SPAICE is building the autonomy operating system that empowers satellites and drones to navigate and interact with the world – regardless of the environment. From GPS-denied zones on Earth to the unexplored frontiers of space, our Spatial AI delivers unprecedented levels of autonomy, resilience, and adaptability.
At SPAICE, you’ll work on real missions alongside leading aerospace and defense contractors, shaping the future of space and autonomous systems. If you're looking for a place where your work has a real, tangible impact – SPAICE is that place.
Autonomous spacecraft and drones are only as good as the GNC stack behind them, the part that turns noisy sensor data and mission objectives into safe, optimal action under uncertainty. As a Guidance, Navigation & Control (GNC) Intern, you'll work on the estimation and control algorithms that make this possible, contributing to real problems in state estimation, guidance, and control alongside experienced engineers.
You'll join a top-tier team of GNC scientists and engineers, learning how cutting-edge research becomes flight-ready code for space and defense missions, and owning a meaningful piece of it yourself.
Help develop and test state estimation algorithms, such as Kalman filter variants, for relative and absolute navigation across satellite swarms and drones operating without GNSS.
Prototype and tune guidance and control laws, from classical feedback control to optimization-based approaches like model predictive control (MPC), for applications such as drone interception and optimal trajectory generation for satellite maneuvers.
Contribute to multi-agent coordination problems, including formation flying and collaborative sensing across satellites and drones working as a team.
Build and run simulations to develop, test, and validate GNC algorithms, and help take promising results toward hardware.
Work closely with GNC scientists and cross-disciplinary engineers, writing clear, well-tested code and seeing your work tested in realistic setups.
Currently pursuing or recently completed a B.S., M.S., or PhD in Aerospace Engineering, Robotics, Control & Optimization, or a related field.
Familiarity with one or more of the following, through coursework, research, or projects: state estimation (e.g.
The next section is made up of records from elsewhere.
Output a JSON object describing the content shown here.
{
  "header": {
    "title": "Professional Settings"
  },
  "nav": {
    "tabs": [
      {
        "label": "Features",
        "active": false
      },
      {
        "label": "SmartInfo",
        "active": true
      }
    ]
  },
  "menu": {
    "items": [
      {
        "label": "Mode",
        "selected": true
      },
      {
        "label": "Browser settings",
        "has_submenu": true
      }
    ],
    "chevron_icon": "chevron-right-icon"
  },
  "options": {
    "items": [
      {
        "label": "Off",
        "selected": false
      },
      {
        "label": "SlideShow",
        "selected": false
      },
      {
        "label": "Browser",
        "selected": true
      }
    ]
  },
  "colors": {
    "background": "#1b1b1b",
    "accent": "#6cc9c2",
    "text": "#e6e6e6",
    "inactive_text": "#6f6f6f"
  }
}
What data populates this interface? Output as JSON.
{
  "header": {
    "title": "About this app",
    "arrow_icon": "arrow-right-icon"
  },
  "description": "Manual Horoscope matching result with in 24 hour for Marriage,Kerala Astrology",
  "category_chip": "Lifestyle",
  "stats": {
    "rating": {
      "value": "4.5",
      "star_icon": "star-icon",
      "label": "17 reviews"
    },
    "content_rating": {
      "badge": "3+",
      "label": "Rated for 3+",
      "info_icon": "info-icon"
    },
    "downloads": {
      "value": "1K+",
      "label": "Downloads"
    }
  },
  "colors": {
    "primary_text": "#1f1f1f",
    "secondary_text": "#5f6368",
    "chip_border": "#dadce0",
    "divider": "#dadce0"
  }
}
Kalman filtering), optimal control, trajectory optimization, robust control, multi-agent coordination.
Comfortable coding in C++ and/or Python, with some experience implementing algorithms and turning math into working code.
A solid grasp of the fundamentals of dynamics and the relevant math (linear algebra, probability and statistics, optimization) that estimation and control build on.
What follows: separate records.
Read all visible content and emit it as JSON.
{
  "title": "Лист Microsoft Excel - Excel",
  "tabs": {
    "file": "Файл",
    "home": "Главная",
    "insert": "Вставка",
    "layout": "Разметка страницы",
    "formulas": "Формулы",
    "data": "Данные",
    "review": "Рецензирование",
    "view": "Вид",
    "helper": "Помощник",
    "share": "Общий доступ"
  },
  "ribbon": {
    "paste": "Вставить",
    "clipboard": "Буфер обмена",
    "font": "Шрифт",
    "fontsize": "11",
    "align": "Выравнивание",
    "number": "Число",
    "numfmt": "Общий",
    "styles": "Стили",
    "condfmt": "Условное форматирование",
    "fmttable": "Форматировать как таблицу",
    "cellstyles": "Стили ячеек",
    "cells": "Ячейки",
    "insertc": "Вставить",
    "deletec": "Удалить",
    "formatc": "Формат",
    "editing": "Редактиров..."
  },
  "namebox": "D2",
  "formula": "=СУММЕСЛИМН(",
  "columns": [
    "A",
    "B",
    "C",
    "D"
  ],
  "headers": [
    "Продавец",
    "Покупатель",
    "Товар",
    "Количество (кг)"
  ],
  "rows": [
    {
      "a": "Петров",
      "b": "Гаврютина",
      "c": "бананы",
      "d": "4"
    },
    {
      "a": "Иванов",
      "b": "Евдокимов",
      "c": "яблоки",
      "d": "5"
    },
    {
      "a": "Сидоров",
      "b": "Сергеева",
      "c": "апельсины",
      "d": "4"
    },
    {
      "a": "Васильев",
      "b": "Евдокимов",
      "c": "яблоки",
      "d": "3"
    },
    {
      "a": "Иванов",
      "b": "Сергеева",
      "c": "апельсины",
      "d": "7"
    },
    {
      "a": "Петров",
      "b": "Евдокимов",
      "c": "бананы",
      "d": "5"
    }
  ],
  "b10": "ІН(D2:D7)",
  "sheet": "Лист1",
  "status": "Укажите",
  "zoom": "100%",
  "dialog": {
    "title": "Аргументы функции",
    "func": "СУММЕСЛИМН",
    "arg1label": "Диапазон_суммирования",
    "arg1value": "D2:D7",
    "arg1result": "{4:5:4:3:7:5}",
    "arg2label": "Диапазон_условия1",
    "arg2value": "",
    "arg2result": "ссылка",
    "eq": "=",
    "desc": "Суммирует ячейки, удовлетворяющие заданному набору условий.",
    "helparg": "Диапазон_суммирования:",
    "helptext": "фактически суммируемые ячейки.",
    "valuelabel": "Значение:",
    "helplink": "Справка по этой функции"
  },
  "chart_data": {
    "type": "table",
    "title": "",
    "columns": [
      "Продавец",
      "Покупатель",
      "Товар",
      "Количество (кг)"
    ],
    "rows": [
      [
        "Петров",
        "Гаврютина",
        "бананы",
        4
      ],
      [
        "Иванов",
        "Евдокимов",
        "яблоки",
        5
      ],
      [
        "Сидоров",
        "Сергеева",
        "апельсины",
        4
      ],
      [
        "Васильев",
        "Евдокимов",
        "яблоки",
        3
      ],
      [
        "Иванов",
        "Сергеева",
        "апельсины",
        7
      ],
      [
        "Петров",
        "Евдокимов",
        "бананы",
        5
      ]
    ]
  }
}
Curiosity, initiative, and the ability to learn quickly in a collaborative, fast-moving environment.
Prior internship, research, or hands-on project experience in GNC, robotics, or a related area.
Hands-on experience working with drones.
Familiarity with flight stacks and protocols such as PX4, ArduPilot, and MAVLink.
Exposure to real-time embedded computing, flight software, or running algorithms on resource-constrained hardware.
Familiarity with data-driven or learning-based methods for estimation and control (e.g. reinforcement learning, learning-based MPC).
Background in orbital dynamics.
A strong course project, thesis, or publication in estimation, control, or autonomous navigation.
Publications in estimation, control, or autonomous navigation for aerospace or robotics, in journals and conferences (e.g. ACC, CDC, AIAA SciTech, IROS, ICRA, TAC, Automatica).